Yukon Gold Miners Unearth Rare Trove of Woolly Mammoth Bones

Yukon Gold Miners Unearth Rare Trove of Woolly Mammoth Bones

In a tale that reads like an adventure straight out of history, a group of intrepid miners in Dawson City, Yukon, set out with hopes of striking gold. Little did they know, they were about to stumble upon a different kind of treasure—one that belonged to a time long past. As their shovels delved into the earth, they uncovered a stunning trove of woolly mammoth bones, igniting a captivating journey into prehistoric times.

A Discovery for the Ages

Miner Trey Charlie holds one of the unearthed bones at Little Flake Mine, located near Dawson City in Canada.
Miner Trey Charlie holds one of the unearthed bones at Little Flake Mine, located near Dawson City in Canada. | Image Source: Trey Charlie/Facebook

Trey Charlie, one of the miners at Little Flake Mine, described the discovery as a remarkable day in his career. He, along with a fellow miner, found themselves face-to-face with the remains of a long-extinct family of woolly mammoths. The excitement was palpable as they unearthed bones that had been hidden beneath layers of soil for millennia.

The bones, ranging from ribs to teeth and even a massive tusk, were not only awe-inspiring but also rich with potential insights into the distant past. The miners, despite not striking gold in the conventional sense, had struck a rich vein of history that held clues to the lives of these ancient giants.

A Family Reunion Frozen in Time

Upon closer examination, it became evident that the discovered fossils were not isolated remains but rather parts of a larger puzzle. Grant Zazula, the head paleontologist for the Yukon government, explained that they had come across the bones of three woolly mammoths—a large full-grown mammoth, a younger adult, and a juvenile. The significance of this find was not lost on Zazula; he speculated that these mammoths could have been part of the same family or herd, and their proximity suggested that they may have met their demise together.

A paleontologist from Yukon grasps one of the mammoth's massive humerus bones.
A paleontologist from Yukon grasps one of the mammoth’s massive humerus bones. | Image Source: Government of Yukon

The bones were found in close proximity to a layer of volcanic tephra, indicating an age of around 29,000 years. This timeline neatly aligned with what scientists already knew about woolly mammoths, who are believed to have roamed the northern expanses of present-day Canada thousands of years ago.

A Glimpse into a Frozen Past

Woolly mammoths were perfectly adapted to the cold, dry, and treeless landscapes they inhabited. Their colossal frames and shaggy coats helped them brave the unforgiving conditions, but their reign eventually came to an end around 10,000 years ago. A combination of environmental challenges and human hunting contributed to their extinction, marking the close of an awe-inspiring chapter in Earth’s history.

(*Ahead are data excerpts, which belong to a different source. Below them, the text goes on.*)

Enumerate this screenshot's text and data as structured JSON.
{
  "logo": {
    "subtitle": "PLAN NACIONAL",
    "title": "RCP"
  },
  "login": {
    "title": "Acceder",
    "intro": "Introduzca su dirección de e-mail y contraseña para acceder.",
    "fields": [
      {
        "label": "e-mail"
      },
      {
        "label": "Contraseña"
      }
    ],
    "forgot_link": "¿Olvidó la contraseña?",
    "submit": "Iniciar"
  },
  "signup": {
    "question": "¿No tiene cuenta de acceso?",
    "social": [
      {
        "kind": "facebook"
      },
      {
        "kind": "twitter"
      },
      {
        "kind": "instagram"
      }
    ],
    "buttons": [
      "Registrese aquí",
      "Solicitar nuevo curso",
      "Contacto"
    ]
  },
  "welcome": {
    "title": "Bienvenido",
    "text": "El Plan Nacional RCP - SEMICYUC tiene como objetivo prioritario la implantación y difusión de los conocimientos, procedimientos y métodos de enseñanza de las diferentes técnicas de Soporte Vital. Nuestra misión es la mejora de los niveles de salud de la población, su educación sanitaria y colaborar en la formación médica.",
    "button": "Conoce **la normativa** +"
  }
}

Skeleton of a Mammoth in Smolensk Historical Museum
Skeleton of a Mammoth in Smolensk Historical Museum

Yet, the exact circumstances that led to the demise of these three woolly mammoths remain a mystery. Zazula likened the task of unraveling their fate to a detective story, and with the help of modern scientific techniques, the bones would yield their secrets. DNA analysis and carbon dating would offer valuable clues about their relationships and the time of their passing.

Echoes of the Past

While the unearthing of woolly mammoth bones might seem extraordinary, it’s a reminder of the intriguing stories the Earth holds within its layers. Throughout history, miners have inadvertently brought to light remnants of ancient times, just as they did during the Klondike Gold Rush of 1896. In fact, a decade ago, Yukon miners stumbled upon a complete mammoth skull, a testament to the hidden treasures that lie beneath the surface.

And sometimes, nature herself takes the role of an archaeologist. In 2016, a Canadian duck hunter found a woolly mammoth femur bone in the waters of Ontario’s Crow River, showcasing that remarkable finds can happen when least expected.

A Global Tale

The story of woolly mammoth bones isn’t confined to the icy reaches of northern Canada. A discovery of around 60 mammoth bones near Mexico City in 2020 revealed the widespread distribution of these ancient creatures. An exclamation by a Mexican archaeologist summed it up well: “There are too many, there are hundreds.”

Despite the many findings, the excitement of each discovery remains undiminished. Grant Zazula’s enthusiasm for the gold miners’ mammoth bones is infectious. As he looks forward to an exciting summer of exploration and analysis, it’s clear that these ancient remains continue to captivate and inspire us with the secrets they hold.


The accidental discovery of a trove of woolly mammoth bones by gold miners in the Yukon has offered a tantalizing glimpse into a world that existed tens of thousands of years ago. This extraordinary find speaks to the persistent allure of history hidden beneath the earth’s surface. As scientists delve into the remains, the story of these mammoths and their fate promises to enrich our understanding of the past and the mysteries it holds.